FRANK MAKOWSKI – CANON DER FINSTERNISSE
Canon der Finsternisse translates as Canon of Eclipses. This album is based on(/inspired by) the late 19th-century publication by the Austrian Astronomer T.R. von Oppolzer, which listed up to 13000 (!) lunar and solar eclipses of past, present and future, as well as graphically documenting their course.
(If you’re interested or just want to take a quick peek: the Canon is freely available from Archive.org. It looks impressive, but it’s not exactly easy-late-night reading).
On his 10th official album (I’m embarrassed to admit that it’s the first one that came to my attention!), Frank Makowski “reflects the play of celestial mechanics, the vastness and void of space mankind is discovering and exploring with astronomy today.”
The (German) titles all refer to astronomical terms from this Canon:
Fliegende Schatten (Flying Shadows), for instance, is “a shape of casted shadows that occurs when only a small sickle of the sun is visible during an eclipse”.
Okkultation (Occultation) is the term for “the event when one object is hidden by another object that passes between it and the observer.”
Syzygy is “a straight-line configuration of three or more celestial bodies in a gravitational system.”
I’m not gonna mention them all – I guess you got the (celestial) picture by now.
What’s more important is that the instrumentation of these pieces is absolutely gripping from the beginning to the end. The fleeting choir in the opening track (as well as in the closing Sunnenvinster) is as seductive and bewitching as the Lorelei siren. The opening sighs of Kernschatten draws the listener literally into the deepest parts of shadows… I could write lines like this for every single track – however different in nature they are compared to each other. But I’ll stop here.
This is one of the – relatively rare – albums that immediately stopped me from whatever I was doing and made me sit down and listen. And listen again. And put it on repeat.
80 minutes of pure bliss – however eclipsed it may be!
MICROTUB – CHRONIC SHIFT
Please don’t think twice, but I’m curious about your first reaction reading this description:
“Compositions for three microtonal tubas, recorded in binaural audio in a water reservoir, reworked and augmented with analog synthesizers”.
Mine was: “hmmm… a tuba trio… thát may sound interesting…”
I must confess it took a few minutes before I recognized the sound of a tuba at all: in the opening part of the 11-minute title track the reworked synth treatments are prominent. But as the piece evolves, the natural deep tuba sound comes forward, giving the piece its expected depth. Even more so in the second composition of this album, called System Reboot, which is twice as long (20 minutes).
The Microtub trio is Robin Hayward (microtonal F tuba), Martin Taxt and Peder Simonsen (both microtonal C tubas). I’m not exactly sure about how the microtonal tuba is different from an normal tuba, but it’s probably quite exceptional since this is “the world’s first and only microtonal tuba trio, exploring Just Intonation and the rich harmonic potential of the tuba.”
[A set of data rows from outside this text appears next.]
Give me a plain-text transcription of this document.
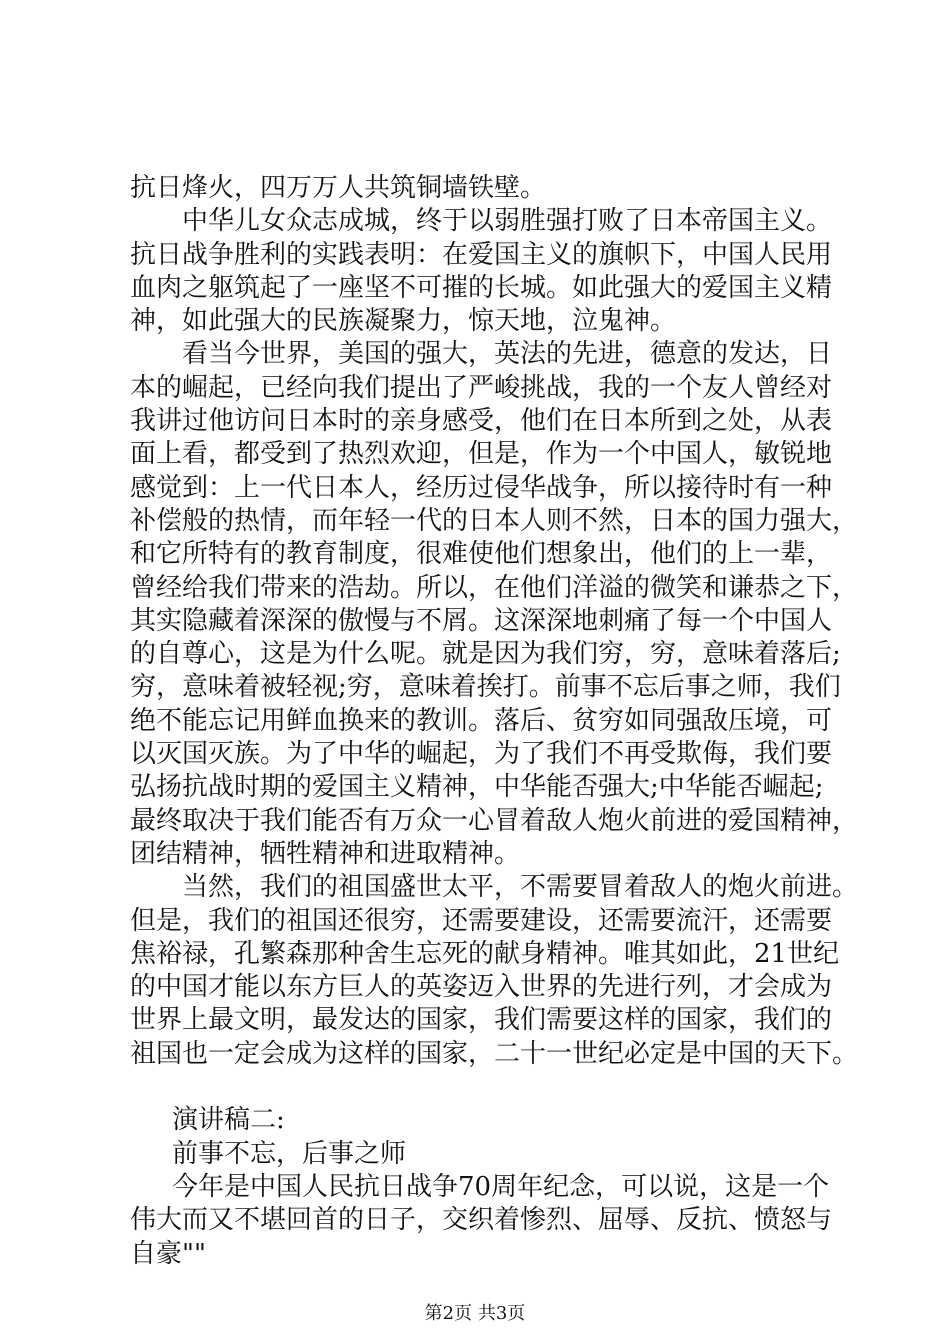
抗日烽火，四万万人共筑铜墙铁壁。
中华儿女众志成城，终于以弱胜强打败了日本帝国主义。
抗日战争胜利的实践表明：在爱国主义的旗帜下，中国人民用
血肉之躯筑起了一座坚不可摧的长城。如此强大的爱国主义精
神，如此强大的民族凝聚力，惊天地，泣鬼神。
看当今世界，美国的强大，英法的先进，德意的发达，日
本的崛起，已经向我们提出了严峻挑战，我的一个友人曾经对
我讲过他访问日本时的亲身感受，他们在日本所到之处，从表
面上看，都受到了热烈欢迎，但是，作为一个中国人，敏锐地
感觉到：上一代日本人，经历过侵华战争，所以接待时有一种
补偿般的热情，而年轻一代的日本人则不然，日本的国力强大，
和它所特有的教育制度，很难使他们想象出，他们的上一辈，
曾经给我们带来的浩劫。所以，在他们洋溢的微笑和谦恭之下，
其实隐藏着深深的傲慢与不屑。这深深地刺痛了每一个中国人
的自尊心，这是为什么呢。就是因为我们穷，穷，意味着落后;
穷，意味着被轻视;穷，意味着挨打。前事不忘后事之师，我们
绝不能忘记用鲜血换来的教训。落后、贫穷如同强敌压境，可
以灭国灭族。为了中华的崛起，为了我们不再受欺侮，我们要
弘扬抗战时期的爱国主义精神，中华能否强大;中华能否崛起;
最终取决于我们能否有万众一心冒着敌人炮火前进的爱国精神，
团结精神，牺牲精神和进取精神。
当然，我们的祖国盛世太平，不需要冒着敌人的炮火前进。
但是，我们的祖国还很穷，还需要建设，还需要流汗，还需要
焦裕禄，孔繁森那种舍生忘死的献身精神。唯其如此，21世纪
的中国才能以东方巨人的英姿迈入世界的先进行列，才会成为
世界上最文明，最发达的国家，我们需要这样的国家，我们的
祖国也一定会成为这样的国家，二十一世纪必定是中国的天下。
演讲稿二:
前事不忘，后事之师
今年是中国人民抗日战争70周年纪念，可以说，这是一个
伟大而又不堪回首的日子，交织着惨烈、屈辱、反抗、愤怒与
自豪""
第2页 共3页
The binaural recording in the large water tank in Berlin-Pankow, with no less than 18 seconds of reverberation, adds to the aural environment. But it also merges with the sound of the tuba and with the extra addition of the analog synth in a way that it is not always clear what it exactly is you are listening to.
“The three tubas cease to sound like normal brass instruments and are turned into a machine transmitting harmonics as if from another world.”
But all this only adds to the adventure of this deep listening experience, where “the harmonics take on a sinusoid life of their own and live in an almost separate space above your head.”